In the cool, pale light of the pre-dawn hour, while most of Equestria was waiting in fearful silent dread for the end, a few astronomers gazed upward into the sky. Friendship One was clearly visible through their telescopes as she prepared to depart. Though she was an ugly ship, she was a beautiful sight; the sunlight that would soon arrive over Equestria was already painting her hull a fiery gold, as though she were undergoing atmospheric re-entry. In reality, the ship was getting farther from the planet, not closer to it, nosing out of its orbit with a few bursts of propellent before they engaged the magic 'drive' which would take them away, far away.

These few astronomers, at least, could spend some small part of this final morning doing something that they loved.

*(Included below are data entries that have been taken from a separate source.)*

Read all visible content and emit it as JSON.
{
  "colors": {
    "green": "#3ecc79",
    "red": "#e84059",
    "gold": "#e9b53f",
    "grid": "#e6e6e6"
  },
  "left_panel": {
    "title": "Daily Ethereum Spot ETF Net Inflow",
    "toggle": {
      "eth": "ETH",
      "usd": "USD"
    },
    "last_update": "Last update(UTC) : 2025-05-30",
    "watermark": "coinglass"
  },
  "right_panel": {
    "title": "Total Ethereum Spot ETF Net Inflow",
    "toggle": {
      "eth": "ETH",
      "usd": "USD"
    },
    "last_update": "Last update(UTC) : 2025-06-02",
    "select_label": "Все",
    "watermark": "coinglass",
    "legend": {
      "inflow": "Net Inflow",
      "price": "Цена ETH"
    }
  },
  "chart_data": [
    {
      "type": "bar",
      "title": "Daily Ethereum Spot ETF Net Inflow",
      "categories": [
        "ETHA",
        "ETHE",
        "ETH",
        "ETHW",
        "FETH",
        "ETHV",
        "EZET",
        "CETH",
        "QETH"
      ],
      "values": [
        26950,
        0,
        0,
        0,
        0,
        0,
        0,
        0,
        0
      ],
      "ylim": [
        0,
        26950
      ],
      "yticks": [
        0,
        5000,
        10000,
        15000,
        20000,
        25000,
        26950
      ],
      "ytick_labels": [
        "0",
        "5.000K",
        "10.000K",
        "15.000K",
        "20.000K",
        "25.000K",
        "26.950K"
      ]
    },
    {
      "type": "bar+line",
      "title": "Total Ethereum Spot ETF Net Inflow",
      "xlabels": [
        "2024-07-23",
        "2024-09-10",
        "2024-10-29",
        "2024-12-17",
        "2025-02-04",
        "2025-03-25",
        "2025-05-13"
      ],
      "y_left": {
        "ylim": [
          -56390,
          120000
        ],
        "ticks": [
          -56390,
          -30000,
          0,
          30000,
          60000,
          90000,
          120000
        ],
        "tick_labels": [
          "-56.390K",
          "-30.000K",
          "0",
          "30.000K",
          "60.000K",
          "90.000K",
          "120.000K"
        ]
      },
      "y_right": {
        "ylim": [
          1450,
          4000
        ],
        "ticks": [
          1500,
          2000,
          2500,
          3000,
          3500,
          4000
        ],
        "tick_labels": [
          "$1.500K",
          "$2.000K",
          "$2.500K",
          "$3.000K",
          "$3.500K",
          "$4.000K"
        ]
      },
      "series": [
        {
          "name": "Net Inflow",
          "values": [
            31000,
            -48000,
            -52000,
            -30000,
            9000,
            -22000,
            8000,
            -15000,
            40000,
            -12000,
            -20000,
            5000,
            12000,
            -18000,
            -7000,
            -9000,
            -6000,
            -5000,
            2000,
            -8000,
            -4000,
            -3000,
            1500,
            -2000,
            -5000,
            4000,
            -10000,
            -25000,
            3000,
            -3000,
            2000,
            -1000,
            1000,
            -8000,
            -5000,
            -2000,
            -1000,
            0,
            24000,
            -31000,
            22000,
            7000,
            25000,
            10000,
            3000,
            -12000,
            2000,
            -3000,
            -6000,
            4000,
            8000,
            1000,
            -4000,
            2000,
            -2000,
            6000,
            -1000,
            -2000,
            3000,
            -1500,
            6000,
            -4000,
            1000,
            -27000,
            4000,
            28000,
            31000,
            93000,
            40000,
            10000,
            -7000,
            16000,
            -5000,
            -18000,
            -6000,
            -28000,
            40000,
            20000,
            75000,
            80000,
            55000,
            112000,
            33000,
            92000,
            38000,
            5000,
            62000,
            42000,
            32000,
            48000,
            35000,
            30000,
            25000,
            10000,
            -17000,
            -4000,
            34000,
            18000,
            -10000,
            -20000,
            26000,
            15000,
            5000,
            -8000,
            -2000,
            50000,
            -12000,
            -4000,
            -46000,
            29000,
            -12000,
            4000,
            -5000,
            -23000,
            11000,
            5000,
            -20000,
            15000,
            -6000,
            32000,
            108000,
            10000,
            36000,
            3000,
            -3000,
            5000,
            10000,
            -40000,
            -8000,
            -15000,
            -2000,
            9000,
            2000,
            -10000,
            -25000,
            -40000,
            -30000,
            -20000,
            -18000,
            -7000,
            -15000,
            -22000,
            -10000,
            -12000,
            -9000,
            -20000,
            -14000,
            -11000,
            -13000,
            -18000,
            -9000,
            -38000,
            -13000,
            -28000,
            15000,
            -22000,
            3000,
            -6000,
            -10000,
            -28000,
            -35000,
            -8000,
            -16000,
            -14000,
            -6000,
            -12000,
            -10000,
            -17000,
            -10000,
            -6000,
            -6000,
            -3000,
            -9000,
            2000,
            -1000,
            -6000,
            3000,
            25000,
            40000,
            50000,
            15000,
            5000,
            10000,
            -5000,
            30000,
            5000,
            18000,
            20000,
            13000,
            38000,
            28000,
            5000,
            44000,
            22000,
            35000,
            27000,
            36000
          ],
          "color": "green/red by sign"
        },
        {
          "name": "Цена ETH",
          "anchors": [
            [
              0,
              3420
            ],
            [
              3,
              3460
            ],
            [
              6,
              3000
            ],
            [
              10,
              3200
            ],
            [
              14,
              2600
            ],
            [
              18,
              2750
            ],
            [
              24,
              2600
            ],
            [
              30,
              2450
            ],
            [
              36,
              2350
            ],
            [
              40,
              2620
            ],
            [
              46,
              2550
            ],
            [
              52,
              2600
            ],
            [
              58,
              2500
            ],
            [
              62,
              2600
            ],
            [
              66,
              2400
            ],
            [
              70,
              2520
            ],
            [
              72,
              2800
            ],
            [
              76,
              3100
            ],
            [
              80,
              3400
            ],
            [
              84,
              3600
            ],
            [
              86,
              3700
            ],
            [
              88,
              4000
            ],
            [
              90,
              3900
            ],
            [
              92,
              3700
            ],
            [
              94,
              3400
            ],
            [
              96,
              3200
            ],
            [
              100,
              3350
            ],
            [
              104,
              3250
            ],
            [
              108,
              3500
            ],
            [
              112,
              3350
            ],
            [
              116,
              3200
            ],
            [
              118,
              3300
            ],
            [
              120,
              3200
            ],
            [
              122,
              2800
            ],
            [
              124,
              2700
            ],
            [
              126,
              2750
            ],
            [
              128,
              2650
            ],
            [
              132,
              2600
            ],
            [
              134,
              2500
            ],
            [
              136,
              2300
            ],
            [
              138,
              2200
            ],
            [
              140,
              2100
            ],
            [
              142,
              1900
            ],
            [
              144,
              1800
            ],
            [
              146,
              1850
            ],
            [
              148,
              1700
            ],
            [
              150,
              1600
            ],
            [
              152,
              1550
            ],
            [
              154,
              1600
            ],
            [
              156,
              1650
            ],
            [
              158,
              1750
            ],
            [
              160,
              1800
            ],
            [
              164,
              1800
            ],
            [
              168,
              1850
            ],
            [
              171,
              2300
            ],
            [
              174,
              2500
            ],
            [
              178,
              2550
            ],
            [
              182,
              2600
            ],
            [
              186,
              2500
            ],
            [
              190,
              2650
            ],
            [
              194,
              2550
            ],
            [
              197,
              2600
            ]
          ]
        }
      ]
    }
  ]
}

Friendship One left behind its cradle, the metallic womb where she had been birthed, and climbed into a higher orbit. Spitfire ordered her to be taken to one-third of lightspeed, at a gradual but increasing rate of acceleration. Best not to tax her too much all at once, just in case. There were a million parts that could break and ruin the whole effort before it even began. Yet they could not dawdle; somewhere, invisibly, out there in the coal black emptiness, death was stalking them, nipping at their heels.

To the observers below, Friendship One began to draw away, waning like a fading winter moon, getting smaller and smaller, hard to track because there was no glow from rocket exhaust nozzles as there would be with a normal craft. Magic was driving her, not rocket fuel. Her ion drives were strictly secondary, suborned to the forces of a different science, one which, despite having been studied for far longer than the world of astrophysics and technology, was still not fully understood, even by its greatest practitioners.

Friendship One accelerated, leaving Equis orbit, and then, like a flash, it was gone, racing away at speeds too great for the mind to comprehend, as its unicorn 'engine room' drove it into the void. Soon it was gone from deep-space radar altogether, outrunning the radio waves that were tracking it. Other than Celestia's speech, there had been no great ceremony, no breaking of champagne as there would be with a naval vessel or cruise liner, no pomp and circumstance. Just a little light in the heavens growing smaller and smaller until it vanished entirely, as though it were a metaphor for the fate of ponykind.

To echo that metaphor, a little while later, as the sunlight broke over the land and dawn arrived in a brilliant blaze of fiery splendor, the air-raid sirens began to mournfully, pointlessly wail across Equestria.